Oberlin Village
North Carolina
1012 Oberlin Rd
Raleigh, NC 27605
United States
This heritage site is a part of the American Battlefield Trust's Road to Freedom: North Tour Guide app, which showcases sites integral to the Black experience during the Civil War era. Download the FREE app now.
Rooted in freedom, Oberlin Village grew after the Civil War as a thriving African American community on the outskirts of Raleigh.
In 1858, Jesse Pettiford, a free Black tenant farmer descended from a Revolutionary War veteran, purchased the 16 acres his family lived on along the New Hillsborough Road west of Raleigh. By 1860, his son, a railroad foreman, lived in a separate house on the property. Benjamin Morgan, a free Black stonemason, owned the home across the road. Freedom for these neighbors was insecure before the war. Union victory freed those enslaved around them and ultimately secured their status, and together the free and the freed built a village during Reconstruction.

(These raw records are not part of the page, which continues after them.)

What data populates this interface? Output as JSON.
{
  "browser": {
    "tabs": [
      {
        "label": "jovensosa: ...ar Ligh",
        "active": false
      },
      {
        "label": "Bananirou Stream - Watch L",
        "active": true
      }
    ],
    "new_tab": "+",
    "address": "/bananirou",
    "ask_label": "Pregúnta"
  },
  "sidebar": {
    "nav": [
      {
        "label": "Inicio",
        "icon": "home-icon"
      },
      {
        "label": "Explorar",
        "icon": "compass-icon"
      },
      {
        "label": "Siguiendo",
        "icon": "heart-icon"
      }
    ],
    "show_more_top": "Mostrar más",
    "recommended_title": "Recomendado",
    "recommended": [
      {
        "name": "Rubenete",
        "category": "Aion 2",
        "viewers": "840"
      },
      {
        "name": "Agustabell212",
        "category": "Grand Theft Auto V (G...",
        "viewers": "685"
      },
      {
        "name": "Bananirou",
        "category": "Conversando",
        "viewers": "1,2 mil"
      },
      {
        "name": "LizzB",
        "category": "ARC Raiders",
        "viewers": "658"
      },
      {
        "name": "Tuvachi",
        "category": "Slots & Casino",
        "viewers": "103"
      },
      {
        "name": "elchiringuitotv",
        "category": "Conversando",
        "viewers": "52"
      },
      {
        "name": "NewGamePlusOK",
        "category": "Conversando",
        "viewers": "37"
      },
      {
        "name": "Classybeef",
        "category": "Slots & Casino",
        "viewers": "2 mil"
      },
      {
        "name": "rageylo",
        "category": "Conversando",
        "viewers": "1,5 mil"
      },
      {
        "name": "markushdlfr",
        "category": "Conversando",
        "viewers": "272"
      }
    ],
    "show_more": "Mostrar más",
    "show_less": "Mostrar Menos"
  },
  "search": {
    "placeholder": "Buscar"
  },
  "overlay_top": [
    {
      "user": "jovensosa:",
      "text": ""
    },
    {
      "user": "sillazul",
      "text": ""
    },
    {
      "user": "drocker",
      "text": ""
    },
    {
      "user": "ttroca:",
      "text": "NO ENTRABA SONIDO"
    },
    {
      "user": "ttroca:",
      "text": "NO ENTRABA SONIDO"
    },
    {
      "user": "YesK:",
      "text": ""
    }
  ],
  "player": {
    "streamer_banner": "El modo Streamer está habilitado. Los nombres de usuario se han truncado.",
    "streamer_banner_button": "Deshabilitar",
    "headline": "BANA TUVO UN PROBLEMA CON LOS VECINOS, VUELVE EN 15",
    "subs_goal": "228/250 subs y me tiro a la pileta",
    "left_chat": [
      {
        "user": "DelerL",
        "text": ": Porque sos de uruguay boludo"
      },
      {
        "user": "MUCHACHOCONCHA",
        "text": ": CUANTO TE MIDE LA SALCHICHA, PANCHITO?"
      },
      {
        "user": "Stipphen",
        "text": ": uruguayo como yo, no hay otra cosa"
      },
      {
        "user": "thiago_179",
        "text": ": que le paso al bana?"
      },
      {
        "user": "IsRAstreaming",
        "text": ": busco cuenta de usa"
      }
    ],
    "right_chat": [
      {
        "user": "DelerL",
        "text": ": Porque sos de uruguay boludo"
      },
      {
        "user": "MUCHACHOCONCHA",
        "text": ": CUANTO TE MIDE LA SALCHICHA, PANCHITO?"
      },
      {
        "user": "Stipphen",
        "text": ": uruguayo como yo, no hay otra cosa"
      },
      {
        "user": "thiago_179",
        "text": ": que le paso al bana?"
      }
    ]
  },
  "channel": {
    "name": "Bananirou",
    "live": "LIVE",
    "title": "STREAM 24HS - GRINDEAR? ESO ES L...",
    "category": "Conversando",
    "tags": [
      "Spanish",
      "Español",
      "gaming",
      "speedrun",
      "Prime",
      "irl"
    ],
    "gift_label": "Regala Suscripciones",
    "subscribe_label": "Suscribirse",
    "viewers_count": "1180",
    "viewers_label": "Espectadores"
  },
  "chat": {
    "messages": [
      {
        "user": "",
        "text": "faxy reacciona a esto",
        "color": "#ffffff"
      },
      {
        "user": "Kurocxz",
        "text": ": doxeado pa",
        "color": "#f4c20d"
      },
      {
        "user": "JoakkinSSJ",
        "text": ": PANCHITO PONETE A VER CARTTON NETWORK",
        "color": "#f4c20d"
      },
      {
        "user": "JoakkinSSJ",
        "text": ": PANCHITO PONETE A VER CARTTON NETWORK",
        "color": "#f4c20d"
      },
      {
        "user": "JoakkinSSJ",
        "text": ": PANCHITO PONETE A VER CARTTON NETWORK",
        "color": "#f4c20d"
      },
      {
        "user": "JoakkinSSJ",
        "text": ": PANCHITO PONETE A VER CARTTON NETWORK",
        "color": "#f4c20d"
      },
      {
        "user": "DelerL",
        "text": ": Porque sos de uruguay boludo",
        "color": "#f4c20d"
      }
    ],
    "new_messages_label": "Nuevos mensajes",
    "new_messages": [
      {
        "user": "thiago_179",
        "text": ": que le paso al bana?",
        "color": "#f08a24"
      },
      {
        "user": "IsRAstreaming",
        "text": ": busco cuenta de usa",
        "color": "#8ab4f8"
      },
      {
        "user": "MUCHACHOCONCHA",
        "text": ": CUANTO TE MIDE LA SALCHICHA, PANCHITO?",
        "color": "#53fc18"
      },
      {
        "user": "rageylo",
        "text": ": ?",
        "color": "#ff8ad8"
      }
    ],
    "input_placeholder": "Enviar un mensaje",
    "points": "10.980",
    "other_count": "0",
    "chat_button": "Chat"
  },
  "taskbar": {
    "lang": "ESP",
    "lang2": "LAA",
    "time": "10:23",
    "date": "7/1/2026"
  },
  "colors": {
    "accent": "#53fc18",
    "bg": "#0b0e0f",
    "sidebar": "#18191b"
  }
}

From 1868 to 1876, North Carolina’s Republican majority encouraged the growth of all-Black settlements. Freedmen drawn to the cluster of free Black neighbors already living along the road purchased land from white landowners and built houses nearby. Some financed their investment through the Raleigh Cooperative Land and Building Association led by Black legislator and developer James Henry Harris.
In the early 1870s, to counter white insults, they began calling the road and their community Oberlin after the integrated Ohio college Harris had attended. Beginning in 1865, Black Methodists established a chapel and school, which by the mid-1870s resided on land donated by Morgan’s brother. Pettiford’s heirs sold an acre of the homestead for the Oberlin Cemetery in 1873 and an adjacent acre for a grade school in 1883. By 1880, Oberlin was a thriving village with around 130 Black and seven white households. The growing village attracted mostly artisans and service workers, many who commuted into Raleigh.
Raleigh annexed the village in 1920. Since then, economic distress, urban renewal, and ongoing redevelopment gradually changed Oberlin’s demographics and its historic landscape.
Visitors can reflect on Oberlin’s Civil War-era roots at the historic Oberlin Cemetery, the Wilson Temple United Methodist Church (where the spiritual descendants of those who built the chapel on this site still worship), and the Oberlin Rising Park — all within a half mile walk.